The following article by Robert H. Frank was posted on the New York Times website July 7, 2017:
Lingering uncertainty about the fate of the Affordable Care Act has spurred the California legislature to consider adoption of a statewide single-payer health care system.
Sometimes described as Medicare for all, single-payer is a system in which a public agency handles health care financing while the delivery of care remains largely in private hands.
Discussions of the California measure have stalled, however, in the wake of preliminary estimates pegging the cost of the program as greater than the entire state government budget. Similar cost concerns derailed single-payer proposals in Colorado and Vermont.
Voters need to understand that this cost objection is specious. That’s because, as experience in many countries has demonstrated, the total cost of providing health coverage under the single-payer approach is actually substantially lower than under the current system in the United States.
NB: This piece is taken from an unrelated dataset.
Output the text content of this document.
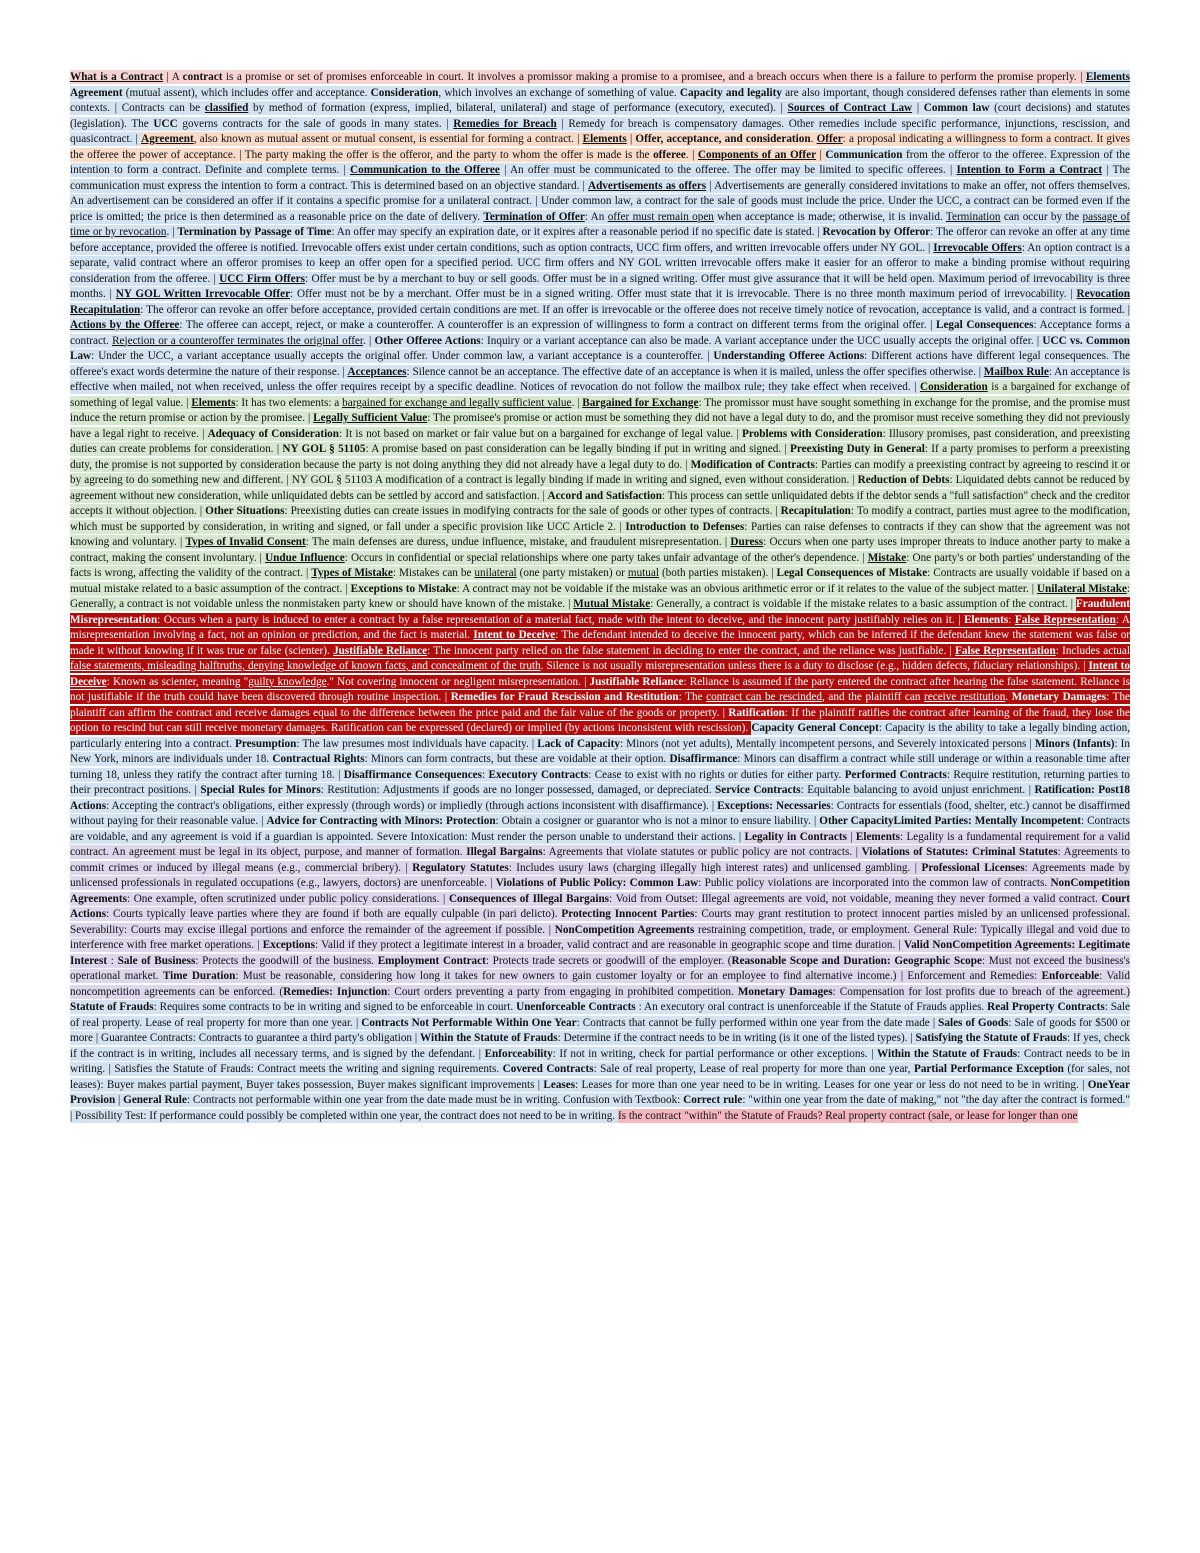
What is a Contract | A contract is a promise or set of promises enforceable in court. It involves a promissor making a promise to a promisee, and a breach occurs when there is a failure to perform the promise properly. | Elements Agreement (mutual assent), which includes offer and acceptance. Consideration, which involves an exchange of something of value. Capacity and legality are also important, though considered defenses rather than elements in some contexts. | Contracts can be classified by method of formation (express, implied, bilateral, unilateral) and stage of performance (executory, executed). | Sources of Contract Law | Common law (court decisions) and statutes (legislation). The UCC governs contracts for the sale of goods in many states. | Remedies for Breach | Remedy for breach is compensatory damages. Other remedies include specific performance, injunctions, rescission, and quasicontract. | Agreement, also known as mutual assent or mutual consent, is essential for forming a contract. | Elements | Offer, acceptance, and consideration. Offer: a proposal indicating a willingness to form a contract. It gives the offeree the power of acceptance. | The party making the offer is the offeror, and the party to whom the offer is made is the offeree. | Components of an Offer | Communication from the offeror to the offeree. Expression of the intention to form a contract. Definite and complete terms. | Communication to the Offeree | An offer must be communicated to the offeree. The offer may be limited to specific offerees. | Intention to Form a Contract | The communication must express the intention to form a contract. This is determined based on an objective standard. | Advertisements as offers | Advertisements are generally considered invitations to make an offer, not offers themselves. An advertisement can be considered an offer if it contains a specific promise for a unilateral contract. | Under common law, a contract for the sale of goods must include the price. Under the UCC, a contract can be formed even if the price is omitted; the price is then determined as a reasonable price on the date of delivery. Termination of Offer: An offer must remain open when acceptance is made; otherwise, it is invalid. Termination can occur by the passage of time or by revocation. | Termination by Passage of Time: An offer may specify an expiration date, or it expires after a reasonable period if no specific date is stated. | Revocation by Offeror: The offeror can revoke an offer at any time before acceptance, provided the offeree is notified. Irrevocable offers exist under certain conditions, such as option contracts, UCC firm offers, and written irrevocable offers under NY GOL. | Irrevocable Offers: An option contract is a separate, valid contract where an offeror promises to keep an offer open for a specified period. UCC firm offers and NY GOL written irrevocable offers make it easier for an offeror to make a binding promise without requiring consideration from the offeree. | UCC Firm Offers: Offer must be by a merchant to buy or sell goods. Offer must be in a signed writing. Offer must give assurance that it will be held open. Maximum period of irrevocability is three months. | NY GOL Written Irrevocable Offer: Offer must not be by a merchant. Offer must be in a signed writing. Offer must state that it is irrevocable. There is no three month maximum period of irrevocability. | Revocation Recapitulation: The offeror can revoke an offer before acceptance, provided certain conditions are met. If an offer is irrevocable or the offeree does not receive timely notice of revocation, acceptance is valid, and a contract is formed. | Actions by the Offeree: The offeree can accept, reject, or make a counteroffer. A counteroffer is an expression of willingness to form a contract on different terms from the original offer. | Legal Consequences: Acceptance forms a contract. Rejection or a counteroffer terminates the original offer. | Other Offeree Actions: Inquiry or a variant acceptance can also be made. A variant acceptance under the UCC usually accepts the original offer. | UCC vs. Common Law: Under the UCC, a variant acceptance usually accepts the original offer. Under common law, a variant acceptance is a counteroffer. | Understanding Offeree Actions: Different actions have different legal consequences. The offeree's exact words determine the nature of their response. | Acceptances: Silence cannot be an acceptance. The effective date of an acceptance is when it is mailed, unless the offer specifies otherwise. | Mailbox Rule: An acceptance is effective when mailed, not when received, unless the offer requires receipt by a specific deadline. Notices of revocation do not follow the mailbox rule; they take effect when received. | Consideration is a bargained for exchange of something of legal value. | Elements: It has two elements: a bargained for exchange and legally sufficient value. | Bargained for Exchange: The promissor must have sought something in exchange for the promise, and the promise must induce the return promise or action by the promisee. | Legally Sufficient Value: The promisee's promise or action must be something they did not have a legal duty to do, and the promisor must receive something they did not previously have a legal right to receive. | Adequacy of Consideration: It is not based on market or fair value but on a bargained for exchange of legal value. | Problems with Consideration: Illusory promises, past consideration, and preexisting duties can create problems for consideration. | NY GOL § 51105: A promise based on past consideration can be legally binding if put in writing and signed. | Preexisting Duty in General: If a party promises to perform a preexisting duty, the promise is not supported by consideration because the party is not doing anything they did not already have a legal duty to do. | Modification of Contracts: Parties can modify a preexisting contract by agreeing to rescind it or by agreeing to do something new and different. | NY GOL § 51103 A modification of a contract is legally binding if made in writing and signed, even without consideration. | Reduction of Debts: Liquidated debts cannot be reduced by agreement without new consideration, while unliquidated debts can be settled by accord and satisfaction. | Accord and Satisfaction: This process can settle unliquidated debts if the debtor sends a "full satisfaction" check and the creditor accepts it without objection. | Other Situations: Preexisting duties can create issues in modifying contracts for the sale of goods or other types of contracts. | Recapitulation: To modify a contract, parties must agree to the modification, which must be supported by consideration, in writing and signed, or fall under a specific provision like UCC Article 2. | Introduction to Defenses: Parties can raise defenses to contracts if they can show that the agreement was not knowing and voluntary. | Types of Invalid Consent: The main defenses are duress, undue influence, mistake, and fraudulent misrepresentation. | Duress: Occurs when one party uses improper threats to induce another party to make a contract, making the consent involuntary. | Undue Influence: Occurs in confidential or special relationships where one party takes unfair advantage of the other's dependence. | Mistake: One party's or both parties' understanding of the facts is wrong, affecting the validity of the contract. | Types of Mistake: Mistakes can be unilateral (one party mistaken) or mutual (both parties mistaken). | Legal Consequences of Mistake: Contracts are usually voidable if based on a mutual mistake related to a basic assumption of the contract. | Exceptions to Mistake: A contract may not be voidable if the mistake was an obvious arithmetic error or if it relates to the value of the subject matter. | Unilateral Mistake: Generally, a contract is not voidable unless the nonmistaken party knew or should have known of the mistake. | Mutual Mistake: Generally, a contract is voidable if the mistake relates to a basic assumption of the contract. | Fraudulent Misrepresentation: Occurs when a party is induced to enter a contract by a false representation of a material fact, made with the intent to deceive, and the innocent party justifiably relies on it. | Elements: False Representation: A misrepresentation involving a fact, not an opinion or prediction, and the fact is material. Intent to Deceive: The defendant intended to deceive the innocent party, which can be inferred if the defendant knew the statement was false or made it without knowing if it was true or false (scienter). Justifiable Reliance: The innocent party relied on the false statement in deciding to enter the contract, and the reliance was justifiable. | False Representation: Includes actual false statements, misleading halftruths, denying knowledge of known facts, and concealment of the truth. Silence is not usually misrepresentation unless there is a duty to disclose (e.g., hidden defects, fiduciary relationships). | Intent to Deceive: Known as scienter, meaning "guilty knowledge." Not covering innocent or negligent misrepresentation. | Justifiable Reliance: Reliance is assumed if the party entered the contract after hearing the false statement. Reliance is not justifiable if the truth could have been discovered through routine inspection. | Remedies for Fraud Rescission and Restitution: The contract can be rescinded, and the plaintiff can receive restitution. Monetary Damages: The plaintiff can affirm the contract and receive damages equal to the difference between the price paid and the fair value of the goods or property. | Ratification: If the plaintiff ratifies the contract after learning of the fraud, they lose the option to rescind but can still receive monetary damages. Ratification can be expressed (declared) or implied (by actions inconsistent with rescission). Capacity General Concept: Capacity is the ability to take a legally binding action, particularly entering into a contract. Presumption: The law presumes most individuals have capacity. | Lack of Capacity: Minors (not yet adults), Mentally incompetent persons, and Severely intoxicated persons | Minors (Infants): In New York, minors are individuals under 18. Contractual Rights: Minors can form contracts, but these are voidable at their option. Disaffirmance: Minors can disaffirm a contract while still underage or within a reasonable time after turning 18, unless they ratify the contract after turning 18. | Disaffirmance Consequences: Executory Contracts: Cease to exist with no rights or duties for either party. Performed Contracts: Require restitution, returning parties to their precontract positions. | Special Rules for Minors: Restitution: Adjustments if goods are no longer possessed, damaged, or depreciated. Service Contracts: Equitable balancing to avoid unjust enrichment. | Ratification: Post18 Actions: Accepting the contract's obligations, either expressly (through words) or impliedly (through actions inconsistent with disaffirmance). | Exceptions: Necessaries: Contracts for essentials (food, shelter, etc.) cannot be disaffirmed without paying for their reasonable value. | Advice for Contracting with Minors: Protection: Obtain a cosigner or guarantor who is not a minor to ensure liability. | Other CapacityLimited Parties: Mentally Incompetent: Contracts are voidable, and any agreement is void if a guardian is appointed. Severe Intoxication: Must render the person unable to understand their actions. | Legality in Contracts | Elements: Legality is a fundamental requirement for a valid contract. An agreement must be legal in its object, purpose, and manner of formation. Illegal Bargains: Agreements that violate statutes or public policy are not contracts. | Violations of Statutes: Criminal Statutes: Agreements to commit crimes or induced by illegal means (e.g., commercial bribery). | Regulatory Statutes: Includes usury laws (charging illegally high interest rates) and unlicensed gambling. | Professional Licenses: Agreements made by unlicensed professionals in regulated occupations (e.g., lawyers, doctors) are unenforceable. | Violations of Public Policy: Common Law: Public policy violations are incorporated into the common law of contracts. NonCompetition Agreements: One example, often scrutinized under public policy considerations. | Consequences of Illegal Bargains: Void from Outset: Illegal agreements are void, not voidable, meaning they never formed a valid contract. Court Actions: Courts typically leave parties where they are found if both are equally culpable (in pari delicto). Protecting Innocent Parties: Courts may grant restitution to protect innocent parties misled by an unlicensed professional. Severability: Courts may excise illegal portions and enforce the remainder of the agreement if possible. | NonCompetition Agreements restraining competition, trade, or employment. General Rule: Typically illegal and void due to interference with free market operations. | Exceptions: Valid if they protect a legitimate interest in a broader, valid contract and are reasonable in geographic scope and time duration. | Valid NonCompetition Agreements: Legitimate Interest : Sale of Business: Protects the goodwill of the business. Employment Contract: Protects trade secrets or goodwill of the employer. (Reasonable Scope and Duration: Geographic Scope: Must not exceed the business's operational market. Time Duration: Must be reasonable, considering how long it takes for new owners to gain customer loyalty or for an employee to find alternative income.) | Enforcement and Remedies: Enforceable: Valid noncompetition agreements can be enforced. (Remedies: Injunction: Court orders preventing a party from engaging in prohibited competition. Monetary Damages: Compensation for lost profits due to breach of the agreement.) Statute of Frauds: Requires some contracts to be in writing and signed to be enforceable in court. Unenforceable Contracts : An executory oral contract is unenforceable if the Statute of Frauds applies. Real Property Contracts: Sale of real property. Lease of real property for more than one year. | Contracts Not Performable Within One Year: Contracts that cannot be fully performed within one year from the date made | Sales of Goods: Sale of goods for $500 or more | Guarantee Contracts: Contracts to guarantee a third party's obligation | Within the Statute of Frauds: Determine if the contract needs to be in writing (is it one of the listed types). | Satisfying the Statute of Frauds: If yes, check if the contract is in writing, includes all necessary terms, and is signed by the defendant. | Enforceability: If not in writing, check for partial performance or other exceptions. | Within the Statute of Frauds: Contract needs to be in writing. | Satisfies the Statute of Frauds: Contract meets the writing and signing requirements. Covered Contracts: Sale of real property, Lease of real property for more than one year, Partial Performance Exception (for sales, not leases): Buyer makes partial payment, Buyer takes possession, Buyer makes significant improvements | Leases: Leases for more than one year need to be in writing. Leases for one year or less do not need to be in writing. | OneYear Provision | General Rule: Contracts not performable within one year from the date made must be in writing. Confusion with Textbook: Correct rule: "within one year from the date of making," not "the day after the contract is formed." | Possibility Test: If performance could possibly be completed within one year, the contract does not need to be in writing. Is the contract "within" the Statute of Frauds? Real property contract (sale, or lease for longer than one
It is a bedrock economic principle that if we can find a way to do something more efficiently, it’s possible for everyone to come out ahead.
By analogy, suppose that your state’s government took over road maintenance from the county governments within it, in the process reducing total maintenance costs by 30 percent. Your state taxes would obviously have to go up under this arrangement.
But if roads would be as well maintained as before, would that be a reason to oppose the move? Clearly not, since the resulting cost savings would reduce your county taxes by more than your state taxes went up. Likewise, it makes no sense to oppose single-payer on the grounds that it would require additional tax revenue. In each case, the resulting gains in efficiency would leave you with greater effective purchasing power than before.
Total costs are lower under single-payer systems for several reasons. One is that administrative costs average only about 2 percent of total expenses under a single-payer program like Medicare, less than one-sixth the corresponding percentage for many private insurers. Single-payer systems also spend virtually nothing on competitive advertising, which can account for more than 15 percent of total expenses for private insurers.
The most important source of cost savings under single-payer is that large government entities are able to negotiate much more favorable terms with service providers. In 2012, for example, the average cost of coronary bypass surgery was more than $73,000 in the United States but less than $23,000 in France.
Despite this evidence, respected commentators continue to cite costs as a reason to doubt that single-payer can succeed in the United States. A recent Washington Post editorial, for example, ominously predicted that budget realities would dampen enthusiasm for single-payer, noting that the per capita expenditures under existing single-payer programs in the United States were much higher than those in other countries.
But this comparison is misleading. In most other countries, single-payer covers the whole population, most of which has only minimal health needs. In contrast, single-payer components of the United States system disproportionately cover population subgroups with the heaviest medical needs: older people (Medicare), the poor and disabled (Medicaid) and returned service personnel (Department of Veterans Affairs).
In short, the evidence is clear that single-payer delivers quality care at significantly lower cost than the current American hybrid system. It thus makes no sense to reject single-payer on the grounds that it would require higher tax revenues. That’s true, of course, but it’s an irrelevant objection.
In addition to being far cheaper, single-payer would also defuse the powerful political objections to the Affordable Care Act’s participation mandate. Polls consistently show that large majorities want people with pre-existing conditions to be able to obtain health coverage at affordable rates. But that goal cannot be achieved unless healthy people are required to join the insured pool. Officials in the Obama administration tried, largely in vain, to explain why the program’s insurance exchanges would collapse in the absence of the participation mandate.
But the logic of the underlying argument is actually very simple. Most people seem able to grasp it if you ask them what would happen if the government required companies to sell fire insurance at affordable rates to people whose houses had already burned down.
No home insurer could remain in business if each policy it sold required it to replace a house costing several hundred thousand dollars. Similarly, no health insurer could remain in business if each of its policy holders generated many thousands of dollars in health care reimbursements each month.
That’s why the lack of a mandate in the alternative plans under consideration means that millions of people with pre-existing conditions will become uninsurable if repeal efforts are successful. An underappreciated advantage of the single-payer approach is that it sidesteps the mandate objection by paying to cover everyone out of tax revenue.
Of course, having to pay taxes is itself a mandate of a sort, but it’s one the electorate has largely come to terms with. Apart from fringe groups that denounce all taxation as theft, most people understand that our entire system would collapse if tax payments were purely voluntary.
The Affordable Care Act is an inefficient system that was adopted only because its architects believed, plausibly, that the more efficient single-payer approach would not be politically achievable in 2009. But single-payer now enjoys significantly higher support than it did then, and is actually strongly favored by voters in some states.
Solid majorities nationwide now favor expansion of the existing single-payer elements of our current system, such as Medicare and Medicaid. Medicaid cuts proposed in Congress have been roundly criticized. Perhaps it’s time to go further: Individual states and, eventually, the entire country, can save money and improve services by embracing single-payer health care.